I’ve been working on llmedge, a Kotlin-first Android library for running AI models fully on-device. It started as a wrapper around llama.cpp, but grew into a more general toolkit for local inference on mobile.
Today it supports:
- LLMs via GGUF models
- Image generation and vision models
- Speech-to-text and text-to-speech
- Streaming inference and Android-friendly memory handling
The focus is on making this usable inside real Android apps. Native engines are wrapped behind a Kotlin API, model downloads avoid the Java heap, and memory usage is constrained based on the device to prevent crashes. The goal isn’t to ship a UI or an app, but to give developers a way to embed local AI features without dealing directly with JNI, NDK builds, or per-model native glue.
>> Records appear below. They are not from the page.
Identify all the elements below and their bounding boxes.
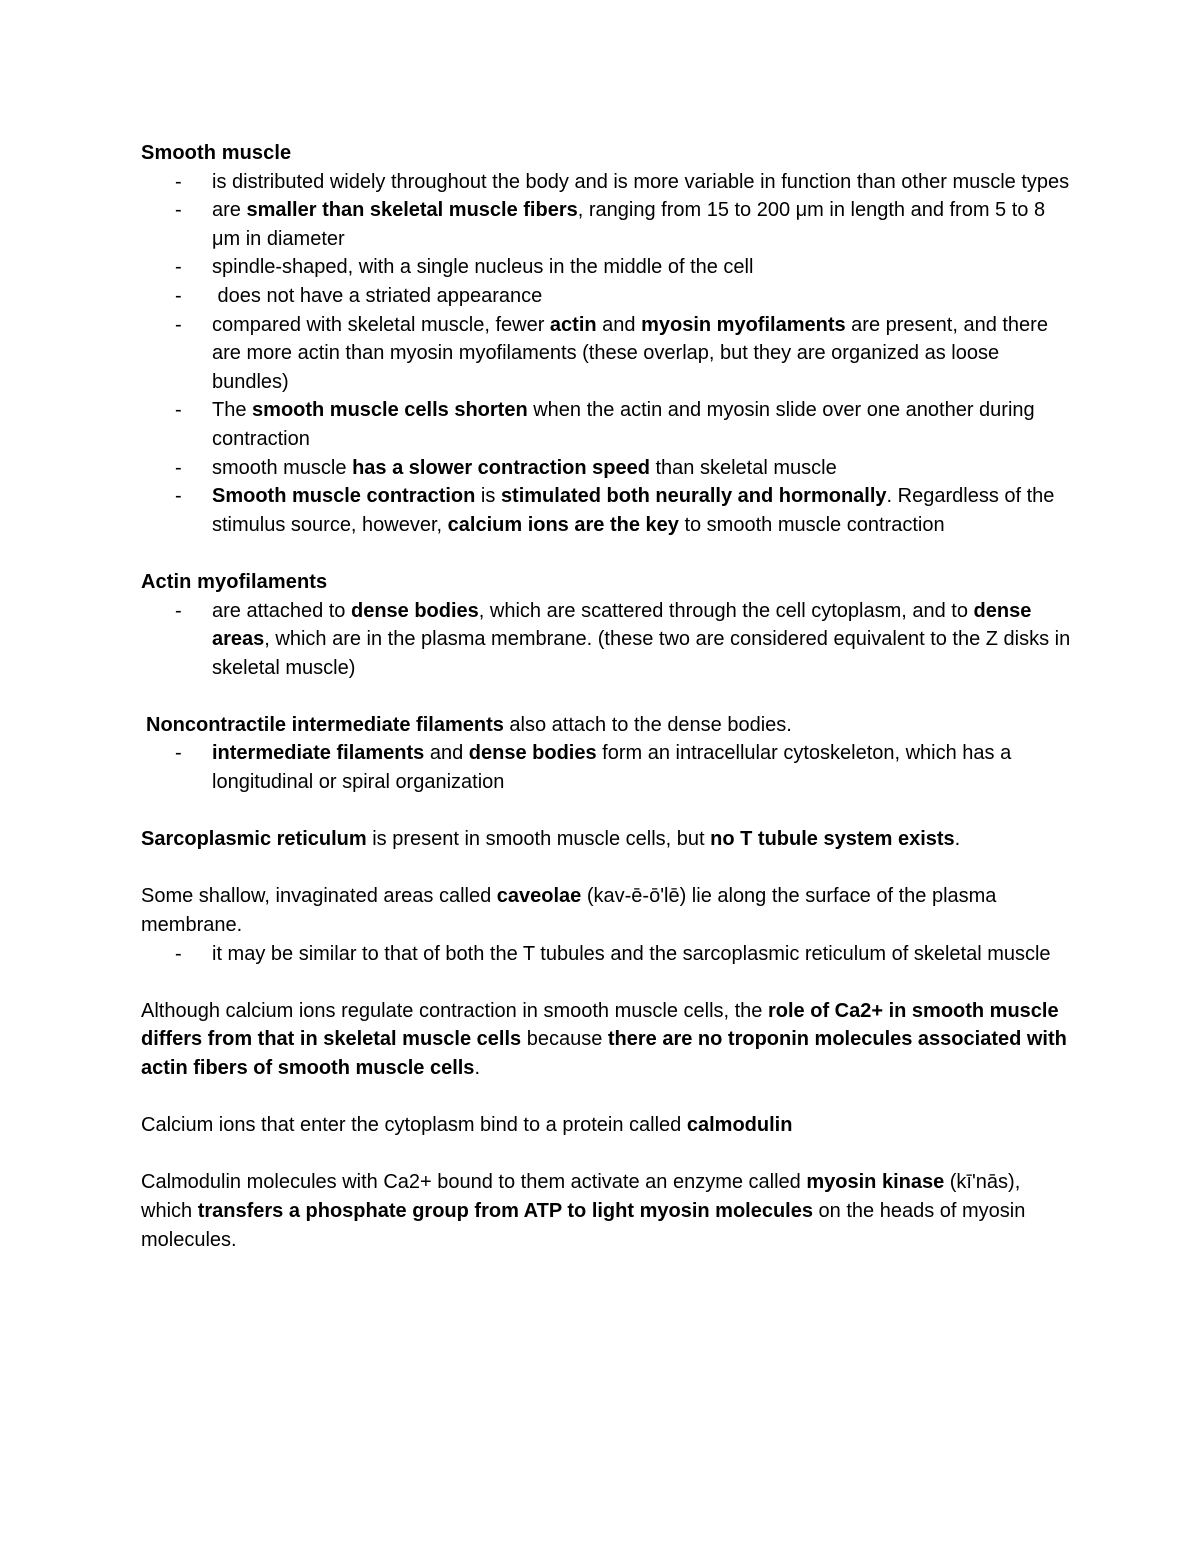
- bold-text: calcium ions are the key: [447, 513, 679, 536]
- actin-section: [141, 568, 1071, 682]
- text: is distributed widely throughout the body and is more variable in function than other muscle types: [212, 170, 1070, 193]
- dash-bullet: -: [175, 313, 182, 336]
- spacer: [141, 854, 1071, 883]
- spacer: [141, 539, 1071, 568]
- text: are attached to: [212, 599, 351, 622]
- text: .: [954, 828, 961, 851]
- caveolae-list: [141, 940, 1071, 969]
- dash-bullet: -: [175, 485, 182, 508]
- bold-text: Noncontractile intermediate filaments: [146, 713, 504, 736]
- list-item: [141, 739, 1071, 796]
- list-item: [141, 311, 1071, 397]
- bold-text: role of Ca2+ in smooth muscle differs from that in skeletal muscle cells: [141, 999, 1059, 1051]
- text: to smooth muscle contraction: [678, 513, 945, 536]
- text: and: [424, 742, 469, 765]
- caveolae-paragraph: [141, 882, 1071, 939]
- list-item: [141, 396, 1071, 453]
- bold-text: myosin kinase: [806, 1171, 945, 1194]
- list-item: [141, 253, 1071, 282]
- text: are present, and there are more actin than myosin myofilaments (these overlap, but they are organized as loose bundles): [212, 313, 1048, 393]
- smooth-muscle-heading: Smooth muscle: [141, 142, 292, 164]
- dash-bullet: -: [175, 284, 182, 307]
- bold-text: Sarcoplasmic reticulum: [141, 828, 367, 851]
- text: is: [475, 485, 501, 508]
- document-page: [141, 139, 1071, 1254]
- dash-bullet: -: [175, 742, 182, 765]
- list-item: [141, 482, 1071, 539]
- actin-list: [141, 597, 1071, 683]
- myosin-kinase-paragraph: [141, 1168, 1071, 1254]
- text: also attach to the dense bodies.: [503, 713, 792, 736]
- bold-text: calmodulin: [686, 1114, 793, 1137]
- bold-text: actin: [549, 313, 597, 336]
- bold-text: dense bodies: [468, 742, 597, 765]
- list-item: [141, 454, 1071, 483]
- bold-text: smaller than skeletal muscle fibers: [246, 199, 578, 222]
- text: , which are scattered through the cell cytoplasm, and to: [478, 599, 974, 622]
- text: .: [474, 1057, 480, 1079]
- bold-text: intermediate filaments: [212, 742, 425, 765]
- text: (kav-ē-ō'lē) lie along the surface of the plasma membrane.: [141, 885, 997, 937]
- calmodulin-paragraph: [141, 1111, 1071, 1140]
- text: Calmodulin molecules with Ca2+ bound to them activate an enzyme called: [141, 1171, 807, 1194]
- spacer: [141, 968, 1071, 997]
- smooth-muscle-list: [141, 168, 1071, 540]
- noncontractile-section: [141, 711, 1071, 797]
- bold-text: myosin myofilaments: [641, 313, 846, 336]
- dash-bullet: -: [175, 199, 182, 222]
- dash-bullet: -: [175, 170, 182, 193]
- text: . Regardless of the stimulus source, however,: [212, 485, 1055, 536]
- list-item: [141, 168, 1071, 197]
- bold-text: dense bodies: [350, 599, 479, 622]
- bold-text: smooth muscle cells shorten: [252, 399, 528, 422]
- list-item: [141, 282, 1071, 311]
- noncontractile-lead: [141, 711, 1071, 740]
- text: because: [521, 1028, 608, 1051]
- text: are: [212, 199, 247, 222]
- text: does not have a striated appearance: [212, 284, 543, 307]
- spacer: [141, 1140, 1071, 1169]
- list-item: [141, 597, 1071, 683]
- text: and: [596, 313, 642, 336]
- text: form an intracellular cytoskeleton, which has a longitudinal or spiral organization: [212, 742, 1012, 794]
- dash-bullet: -: [175, 399, 182, 422]
- bold-text: dense areas: [212, 599, 1032, 651]
- bold-text: transfers a phosphate group from ATP to light myosin molecules: [197, 1199, 813, 1222]
- text: Although calcium ions regulate contraction in smooth muscle cells, the: [141, 999, 768, 1022]
- sarcoplasmic-paragraph: [141, 825, 1071, 854]
- text: Calcium ions that enter the cytoplasm bind to a protein called: [141, 1114, 687, 1137]
- bold-text: caveolae: [496, 885, 582, 908]
- text: it may be similar to that of both the T tubules and the sarcoplasmic reticulum of skeletal muscle: [212, 942, 1051, 965]
- text: spindle-shaped, with a single nucleus in the middle of the cell: [212, 256, 754, 279]
- text: is present in smooth muscle cells, but: [366, 828, 711, 851]
- dash-bullet: -: [175, 942, 182, 965]
- spacer: [141, 682, 1071, 711]
- spacer: [141, 797, 1071, 826]
- list-item: [141, 940, 1071, 969]
- list-item: [141, 196, 1071, 253]
- calcium-role-paragraph: [141, 997, 1071, 1083]
- dash-bullet: -: [175, 256, 182, 279]
- bold-text: there are no troponin molecules associated with actin fibers of smooth muscle cells: [141, 1028, 1067, 1079]
- text: when the actin and myosin slide over one another during contraction: [212, 399, 1035, 450]
- text: (kī'nās), which: [141, 1171, 1021, 1222]
- bold-text: no T tubule system exists: [710, 828, 955, 851]
- spacer: [141, 1083, 1071, 1112]
- smooth-muscle-section: [141, 139, 1071, 539]
- text: , ranging from 15 to 200 μm in length and from 5 to 8 μm in diameter: [212, 199, 1046, 250]
- actin-heading: Actin myofilaments: [141, 570, 328, 593]
- noncontractile-list: [141, 739, 1071, 796]
- text: than skeletal muscle: [649, 456, 837, 479]
- bold-text: Smooth muscle contraction: [212, 485, 476, 508]
- bold-text: stimulated both neurally and hormonally: [500, 485, 887, 508]
- text: compared with skeletal muscle, fewer: [212, 313, 550, 336]
- caveolae-section: [141, 882, 1071, 968]
- text: on the heads of myosin molecules.: [141, 1199, 1026, 1251]
- bold-text: has a slower contraction speed: [352, 456, 650, 479]
- text: The: [212, 399, 253, 422]
- text: smooth muscle: [212, 456, 353, 479]
- dash-bullet: -: [175, 456, 182, 479]
- dash-bullet: -: [175, 599, 182, 622]
- text: , which are in the plasma membrane. (these two are considered equivalent to the Z disks in skeletal muscle): [212, 628, 1071, 679]
- text: Some shallow, invaginated areas called: [141, 885, 497, 908]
I’d be interested in feedback from anyone who’s worked on on-device inference, especially around performance trade-offs and memory management on mobile.
aatricks•8h ago
Today it supports: - LLMs via GGUF models - Image generation and vision models - Speech-to-text and text-to-speech - Streaming inference and Android-friendly memory handling
The focus is on making this usable inside real Android apps. Native engines are wrapped behind a Kotlin API, model downloads avoid the Java heap, and memory usage is constrained based on the device to prevent crashes. The goal isn’t to ship a UI or an app, but to give developers a way to embed local AI features without dealing directly with JNI, NDK builds, or per-model native glue.
Core library: https://github.com/Aatricks/llmedge
Examples: https://github.com/Aatricks/llmedge-examples
Embedded usage example: https://github.com/Aatricks/EasyReader
I’d be interested in feedback from anyone who’s worked on on-device inference, especially around performance trade-offs and memory management on mobile.